Les volailles ukrainiennes déstabilisent le marché européen
La guerre en Ukraine engendre de nombreuses répercussions sur le marché européen de la volaille. Les exportations ukrainiennes progressent dans l’Union européenne et les céréales affluent en masse, aux dépens du grand export.
La guerre en Ukraine engendre de nombreuses répercussions sur le marché européen de la volaille. Les exportations ukrainiennes progressent dans l’Union européenne et les céréales affluent en masse, aux dépens du grand export.
Pour soutenir l’Ukraine face à l’invasion russe, l’Union européenne (UE) a supprimé ses droits de douane en vigueur pour un an (4 juin 2022-5 juin 2023). Cette mesure inquiète les professionnels de la volaille en France comme dans le reste de l’UE. Et pour cause, entre 2021 et 2022, les exportations ukrainiennes de viande de poulet, essentiellement des filets, vers les pays communautaires ont augmenté de 59 %, soit une hausse estimée à 50 000 tonnes équivalent carcasse (tec) tandis qu’elles se sont érodées vers les pays tiers, plus demandeurs de poulets entiers. Au total, les exportations de viande de poulet ukrainiennes ont perdu 7 % sur un an.
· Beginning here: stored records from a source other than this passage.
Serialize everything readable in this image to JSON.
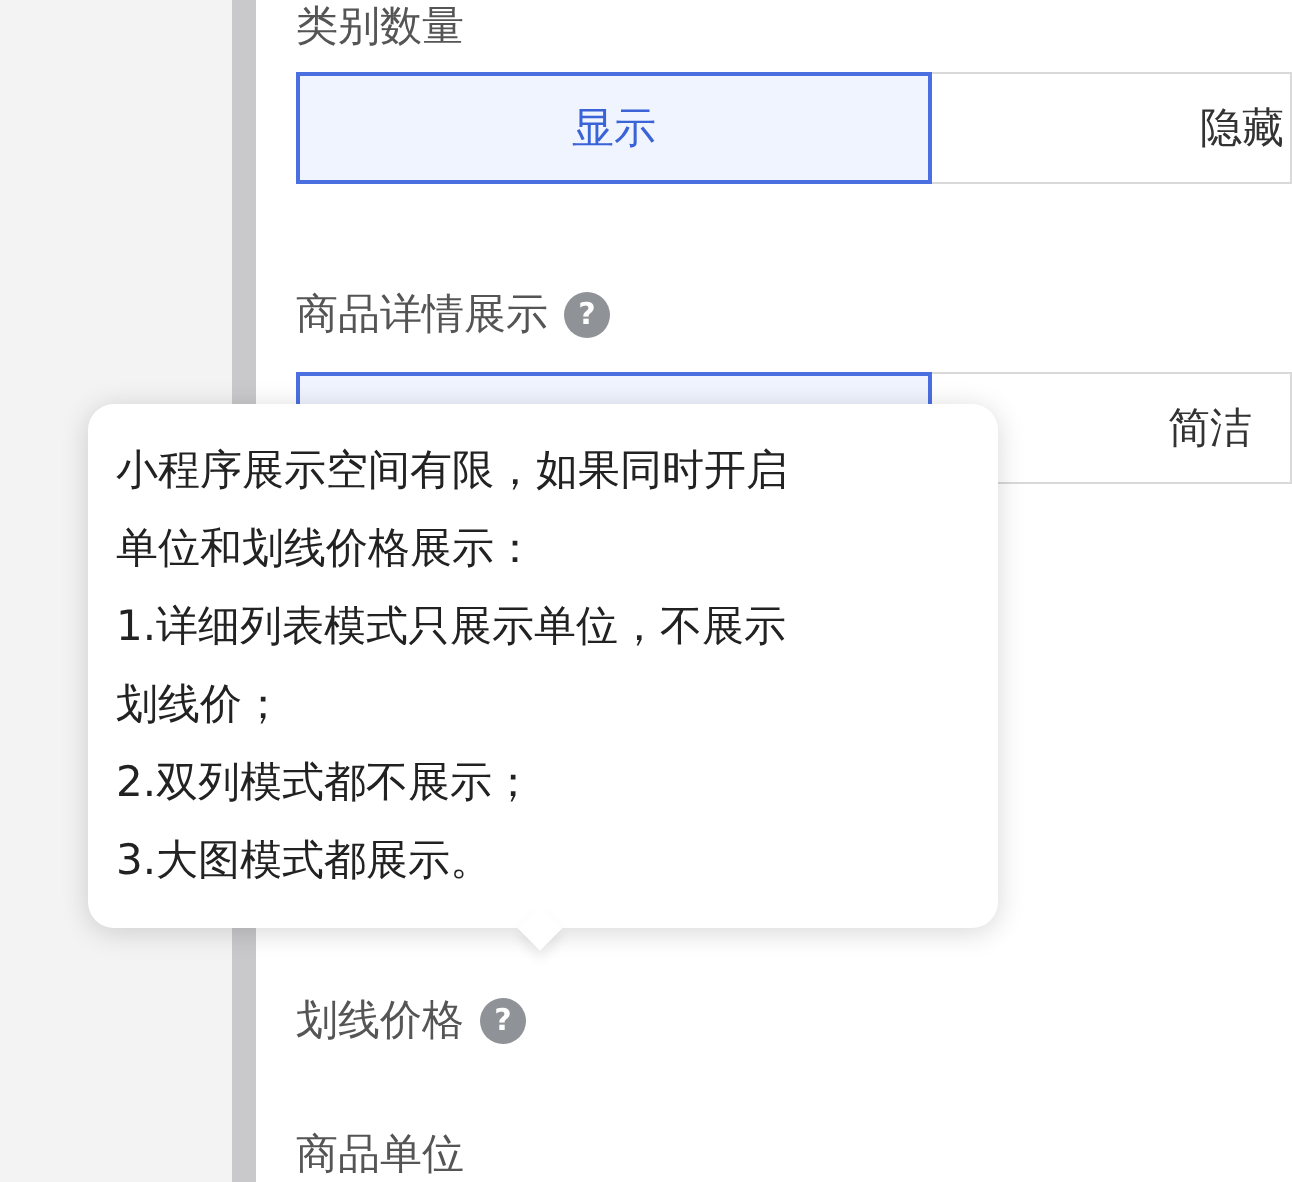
{
  "sections": [
    {
      "label": "类别数量",
      "options": [
        {
          "label": "显示",
          "selected": true
        },
        {
          "label": "隐藏",
          "selected": false
        }
      ]
    },
    {
      "label": "商品详情展示",
      "help": "?",
      "options": [
        {
          "selected": true
        },
        {
          "label": "简洁",
          "selected": false
        }
      ]
    },
    {
      "label": "划线价格",
      "help": "?"
    },
    {
      "label": "商品单位"
    }
  ],
  "tooltip": {
    "lines": [
      "小程序展示空间有限，如果同时开启",
      "单位和划线价格展示：",
      "1.详细列表模式只展示单位，不展示",
      "划线价；",
      "2.双列模式都不展示；",
      "3.大图模式都展示。"
    ]
  }
}
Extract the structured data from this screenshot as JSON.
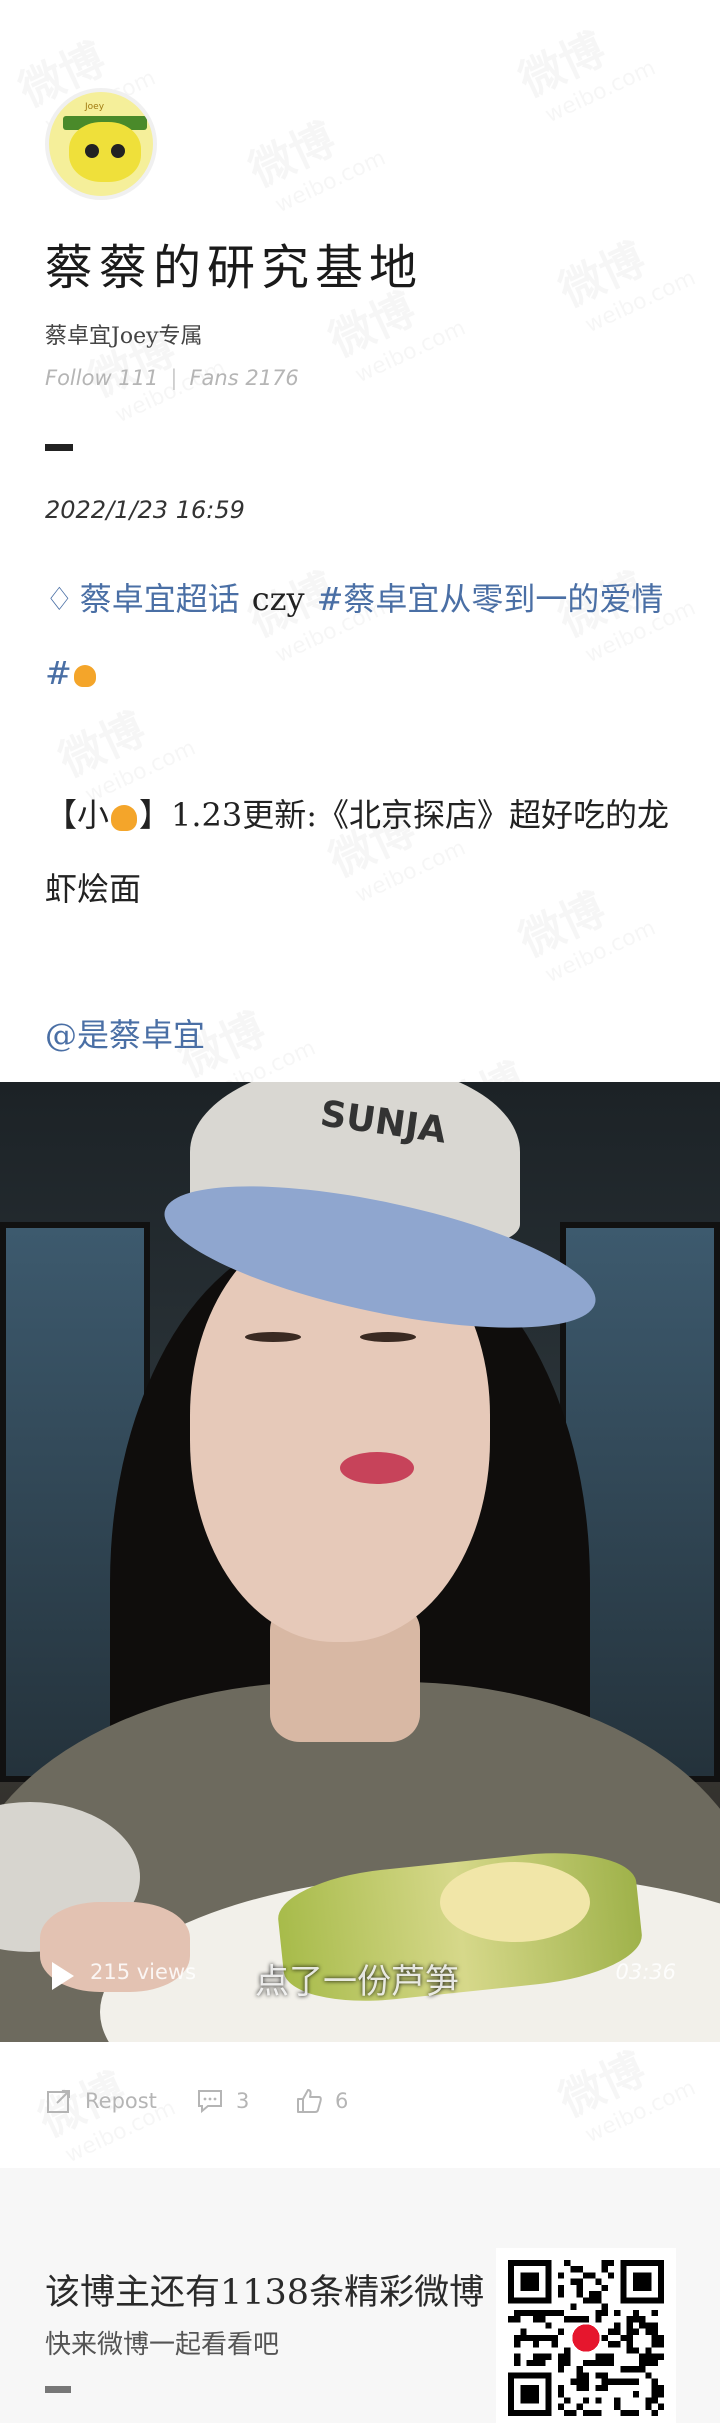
{
  "watermark": {
    "cn": "微博",
    "en": "weibo.com"
  },
  "profile": {
    "avatar_text": "Joey",
    "name": "蔡蔡的研究基地",
    "tagline": "蔡卓宜Joey专属",
    "follow": "Follow 111",
    "fans": "Fans 2176"
  },
  "post": {
    "datetime": "2022/1/23 16:59",
    "topic_supertopic": "蔡卓宜超话",
    "topic_user": "czy",
    "topic_tag": "#蔡卓宜从零到一的爱情#",
    "update_prefix": "【小",
    "update_text": "】1.23更新:《北京探店》超好吃的龙虾烩面",
    "mention": "@是蔡卓宜"
  },
  "video": {
    "cap_logo": "SUNJA",
    "views": "215 views",
    "caption": "点了一份芦笋",
    "duration": "03:36"
  },
  "actions": {
    "repost": "Repost",
    "comments": "3",
    "likes": "6"
  },
  "promo": {
    "headline": "该博主还有1138条精彩微博",
    "subline": "快来微博一起看看吧"
  },
  "colors": {
    "link": "#4a6fa5",
    "muted": "#b5b5b5",
    "promo_bg": "#f7f7f7"
  }
}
L’afflux de poulets ukrainiens dans l’UE pourrait perdurer une année de plus. « Le 23 février 2023, la Commission européenne a proposé de prolonger d’un an cette suspension des droits de douane, à date d’échéance de l’accord déjà en cours », a indiqué Simon Fourdin, directeur du pôle économie de l’Itavi à l’occasion d’un webinaire sur l’actualité de la volaille de chair, mi-avril. Cette décision peut paraître paradoxale, car « elle ne sert pas forcément l’Ukraine, mais plutôt un oligarque ukrainien », s’est étonné Simon Fourdin.
En 2021, l’Ukraine était le cinquième exportateur mondial de volailles, avec 450 000 tec exportées, dont 400 000 tec par la société MHP détenue par l’oligarque Yuriy Kosiuk. Par ailleurs, « cet accord de libre-échange était déjà réfléchi avant la guerre en Ukraine. Il avait été mis en place à titre provisoire le 1er janvier 2016, puis était entré en vigueur le 1er septembre 2017 avec à terme un contingent de 40 000 t de poulets exportées vers l’UE sans frais de douane », a ajouté le directeur du pôle économie de l’Itavi.
Dans un contexte marqué par une baisse de l’offre, conséquence de la grippe aviaire, et une hausse des prix, certains acheteurs de la filière se sont tournés vers l’origine Ukraine, notamment pour répondre aux besoins de la restauration collective. Même si un « retour progressif de la production française est attendu en 2023, les perspectives tablent sur une reprise modérée à 13 500 000 contre 13 372 000 tec en 2022 », a complété le directeur du pôle économie de l’Itavi.
Le sort de l’alimentation animale inquiète également
Les indices Itavi sont en baisse depuis août 2022, même s’ils se maintiennent toujours à un haut niveau. Cependant, l’incertitude est de mise. L’afflux de céréales ukrainiennes en Pologne, Hongrie et Slovaquie a pénalisé les producteurs locaux, notamment de volailles. La Pologne pèse lourd à l’export, puisqu’elle est le premier exportateur de volailles de chair intra-européen avec 1 200 000 tec en 2022. Pour réguler leur marché, ces trois pays ont successivement mis en place des mesures visant à suspendre les importations de céréales ukrainiennes contre l’avis de la Commission européenne. Par ailleurs, « l’accord de la mer Noire reste fragile. La Russie n’est pas totalement satisfaite. Les cours des matières premières pourraient augmenter », a observé Simon Fourdin.
Peu de conséquences sur le poulet français à l’export
En revanche, à l’export vers les pays tiers, la volaille ukrainienne ne semble pas être un concurrent de taille pour la France. Nous sommes bien ancrés dans plusieurs pays du Moyen-Orient. « Les répercussions pourraient être plus importantes sur le Brésil », a expliqué Mohamed Bouzidi, chargé d’études économie à l’Itavi. Enfin, vers l’Afrique subsaharienne et l’Asie, la France expédie beaucoup de pattes, croupions et cous alors que les exportations ukrainiennes concernent davantage les poulets entiers.